The Smart and Green Mass Transit System in East Kowloon, also known as the East Kowloon line, is a proposed Hong Kong rapid transit line that would run from Diamond Hill to Tseung Kwan O New Town. The route would pass through the hilly Sau Mau Ping residential area, which is not directly served by any local railway service at present. The scheme was first revealed by the Hong Kong Government in the "Railway Development Strategy 2014" as the East Kowloon line, published September 2014. The project is related to the government-led redevelopment of the East Kowloon area as well as planned residential development in the Anderson Road/Sau Mau Ping district.

==Overview==
The estimated construction cost of this line is highest among all seven railway plans proposed in the railway strategy due to the steep terrain along its alignment. The estimated cost is HK$27.5 billion (approximately US$3.5 billion) at 2013 prices, making it HK$3.5 billion (US$450 million) per kilometre. Experts recommended the line begin construction in 2019 with a finish date in 2025. There will be five stations on the new railway, including four new stations and one interchange stations allowing connections to the Kwun Tong line.

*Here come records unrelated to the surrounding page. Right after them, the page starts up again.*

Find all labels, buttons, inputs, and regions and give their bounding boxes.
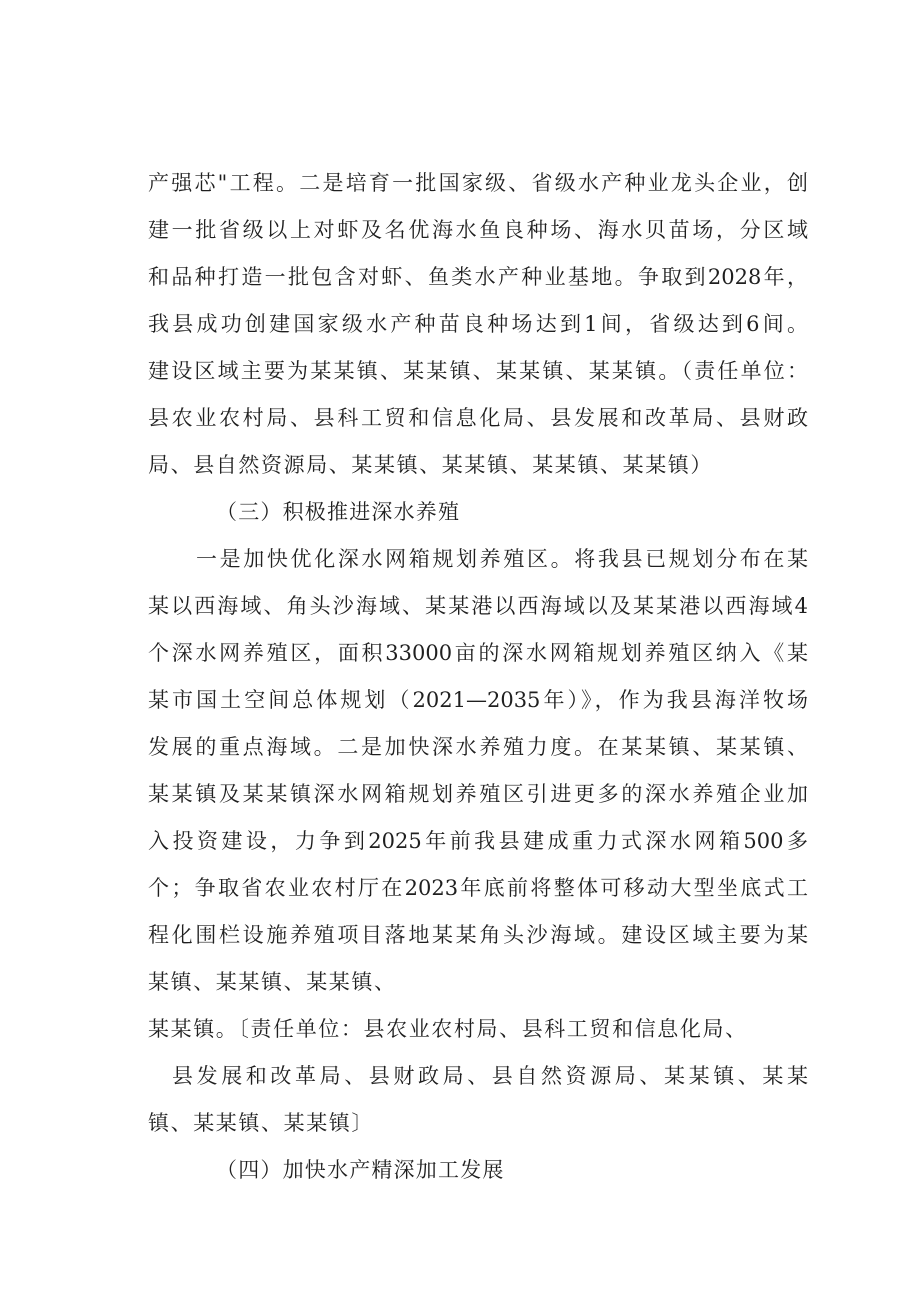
paragraph-line: 入投资建设，力争到2025年前我县建成重力式深水网箱500多 <box>148 829 808 853</box>
section-heading-3: （三）积极推进深水养殖 <box>216 500 461 524</box>
paragraph-line: 县发展和改革局、县财政局、县自然资源局、某某镇、某某 <box>172 1064 808 1088</box>
paragraph-line: 局、县自然资源局、某某镇、某某镇、某某镇、某某镇） <box>148 453 713 477</box>
paragraph-line: 和品种打造一批包含对虾、鱼类水产种业基地。争取到2028年， <box>148 265 808 289</box>
paragraph-line: 建设区域主要为某某镇、某某镇、某某镇、某某镇。（责任单位： <box>148 359 808 383</box>
paragraph-line: 某某镇。〔责任单位：县农业农村局、县科工贸和信息化局、 <box>148 1017 748 1041</box>
paragraph-line: 县农业农村局、县科工贸和信息化局、县发展和改革局、县财政 <box>148 406 808 430</box>
paragraph-line: 产强芯"工程。二是培育一批国家级、省级水产种业龙头企业，创 <box>148 171 808 195</box>
paragraph-line: 我县成功创建国家级水产种苗良种场达到1间，省级达到6间。 <box>148 312 808 336</box>
paragraph-line: 某市国土空间总体规划（2021—2035年）》，作为我县海洋牧场 <box>148 688 808 712</box>
paragraph-line: 某以西海域、角头沙海域、某某港以西海域以及某某港以西海域4 <box>148 594 808 618</box>
paragraph-line: 某某镇及某某镇深水网箱规划养殖区引进更多的深水养殖企业加 <box>148 782 808 806</box>
paragraph-line: 程化围栏设施养殖项目落地某某角头沙海域。建设区域主要为某 <box>148 923 808 947</box>
paragraph-line: 镇、某某镇、某某镇〕 <box>148 1111 374 1135</box>
paragraph-line: 一是加快优化深水网箱规划养殖区。将我县已规划分布在某 <box>196 547 808 571</box>
paragraph-line: 发展的重点海域。二是加快深水养殖力度。在某某镇、某某镇、 <box>148 735 808 759</box>
paragraph-line: 某镇、某某镇、某某镇、 <box>148 970 397 994</box>
paragraph-line: 个；争取省农业农村厅在2023年底前将整体可移动大型坐底式工 <box>148 876 808 900</box>
paragraph-line: 个深水网养殖区，面积33000亩的深水网箱规划养殖区纳入《某 <box>148 641 808 665</box>
section-heading-4: （四）加快水产精深加工发展 <box>216 1158 505 1182</box>
paragraph-line: 建一批省级以上对虾及名优海水鱼良种场、海水贝苗场，分区域 <box>148 218 808 242</box>
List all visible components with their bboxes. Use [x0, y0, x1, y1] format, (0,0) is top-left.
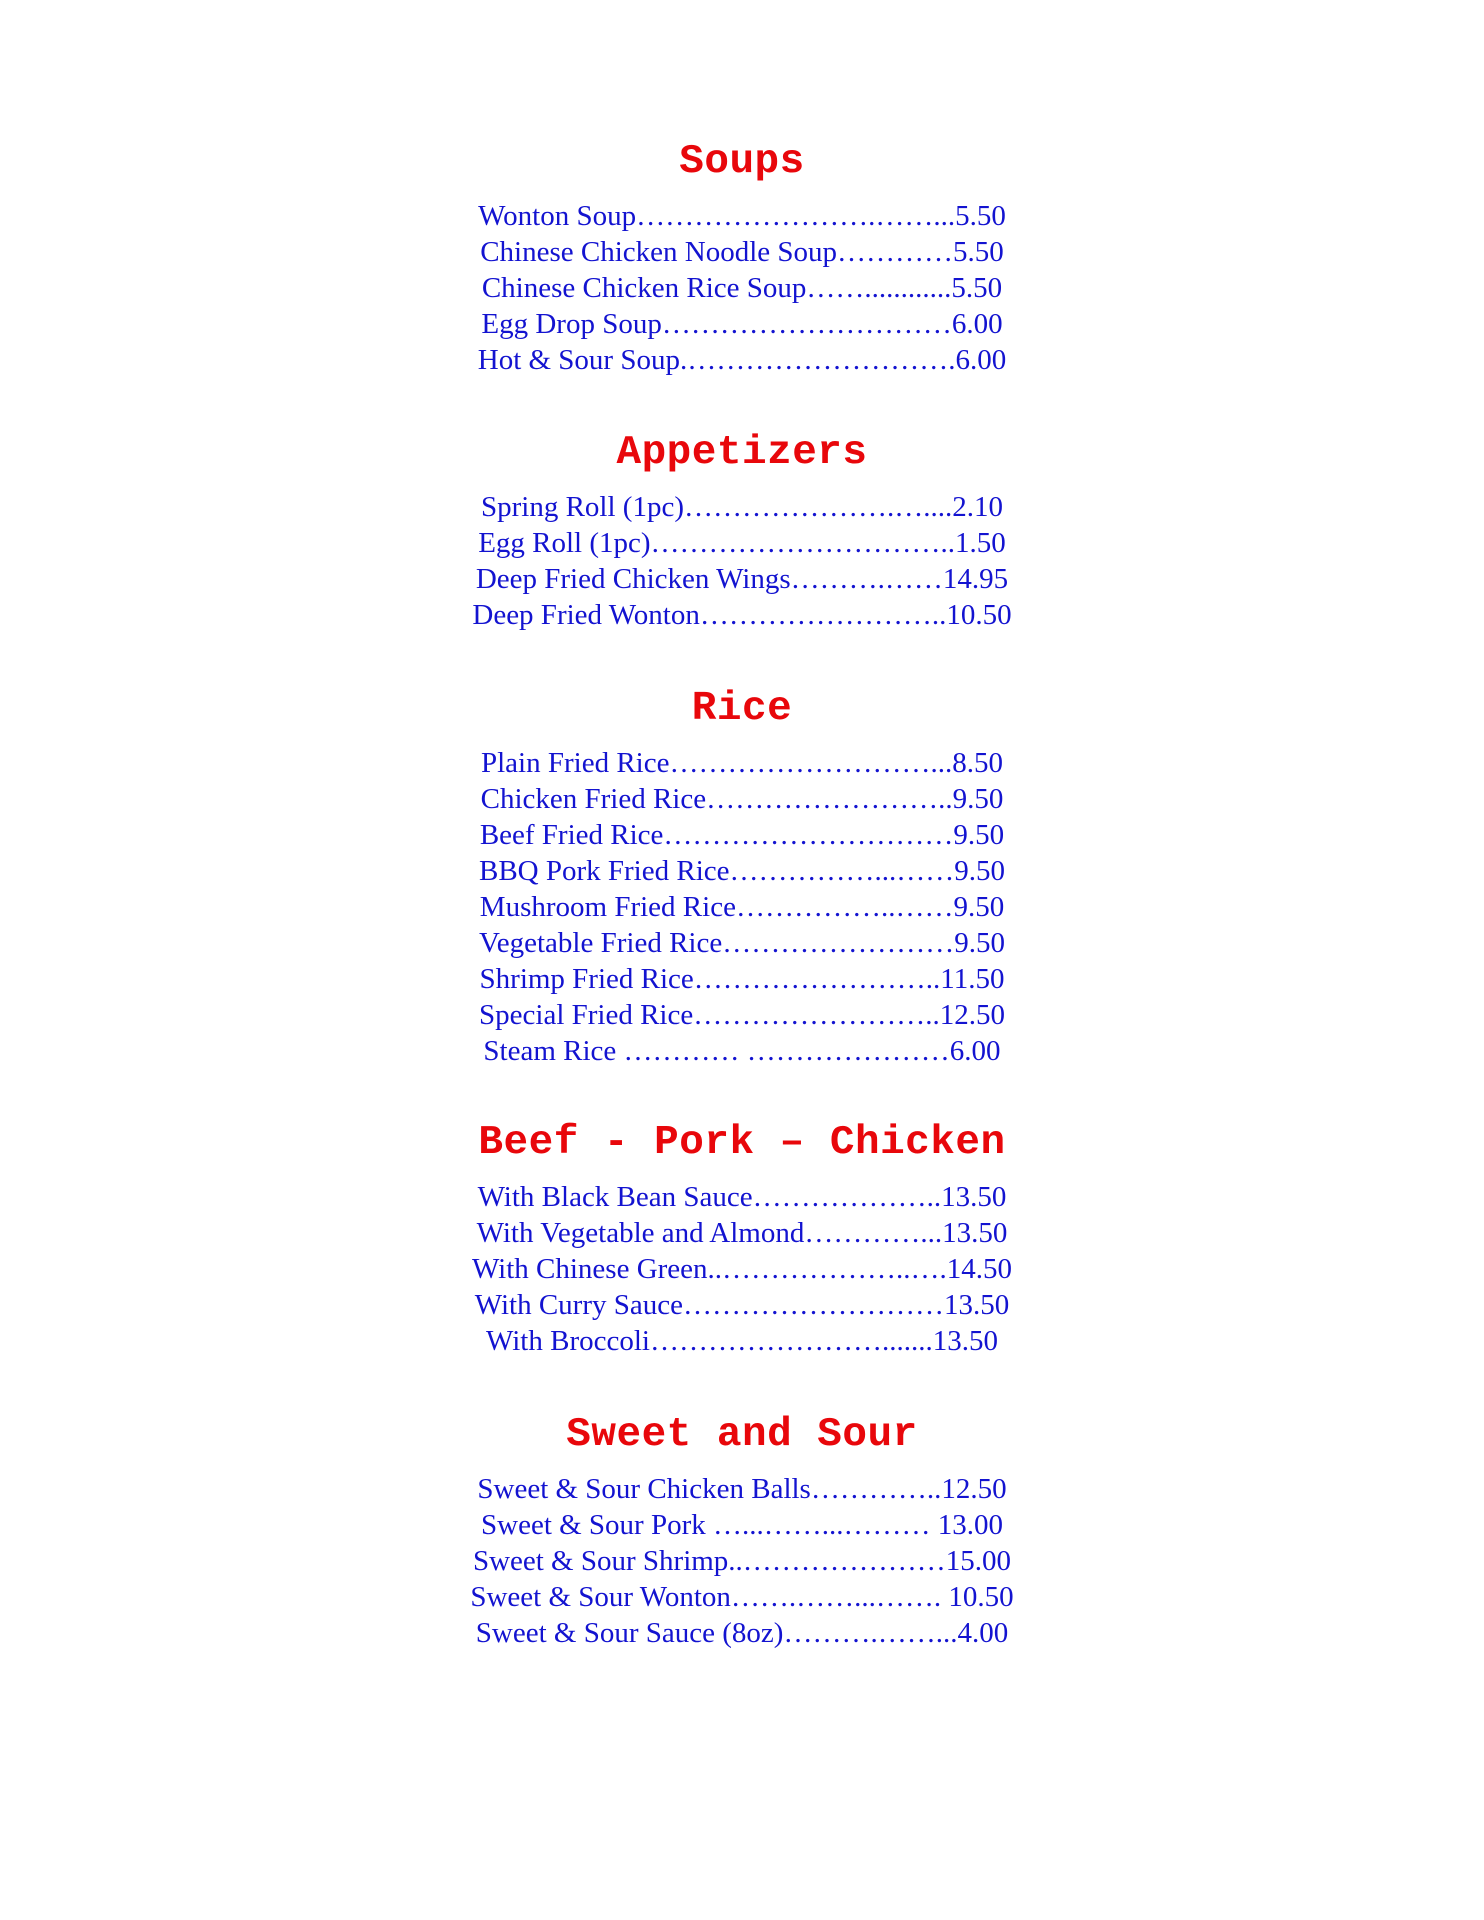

Stations are planned for Choi Wan, Shun Tin, Sau Mau Ping and Po Tat, as well as the vicinity of large-scale new development projects including the Choi Wan Road and Jordan Valley development programme, the Anderson Road development plan, the Anderson Road Quarry development plan, the "Energising Kowloon East" programme, and so on. At the strategic level, it would serve as an alternative route of travel in the event of a stoppage on the Kwun Tong line, thereby enhancing overall network stability.

All stations would be underground. Sai Kung District Council suggested an additional station in the Hong King (Hong Sing Garden and King Lam Estate) area between Po Tat and Po Lam stations before leaving Tseung Kwan O New Town, meaning the government may take the suggestion into consideration.

As of 2024, construction has not begun while technical design proposals are still under consideration.

In 2022, there was another new proposal from the government with an "elevated trackless rapid system", with the route shortened to between Choi Hung and Sau Mau Ping, without serving Tseung Kwan O. On 3 January 2023, the Hong Kong Federation of Trade Unions said the government will wholly fund the construction of an elevated trackless rapid transit system in East Kowloon connecting Yau Tong and Choi Hung. The to-be-built Choi Hung East Station will be located next to St. Joseph's Home for the Aged, 100 metres away from the existing Choi Hung MTR Station.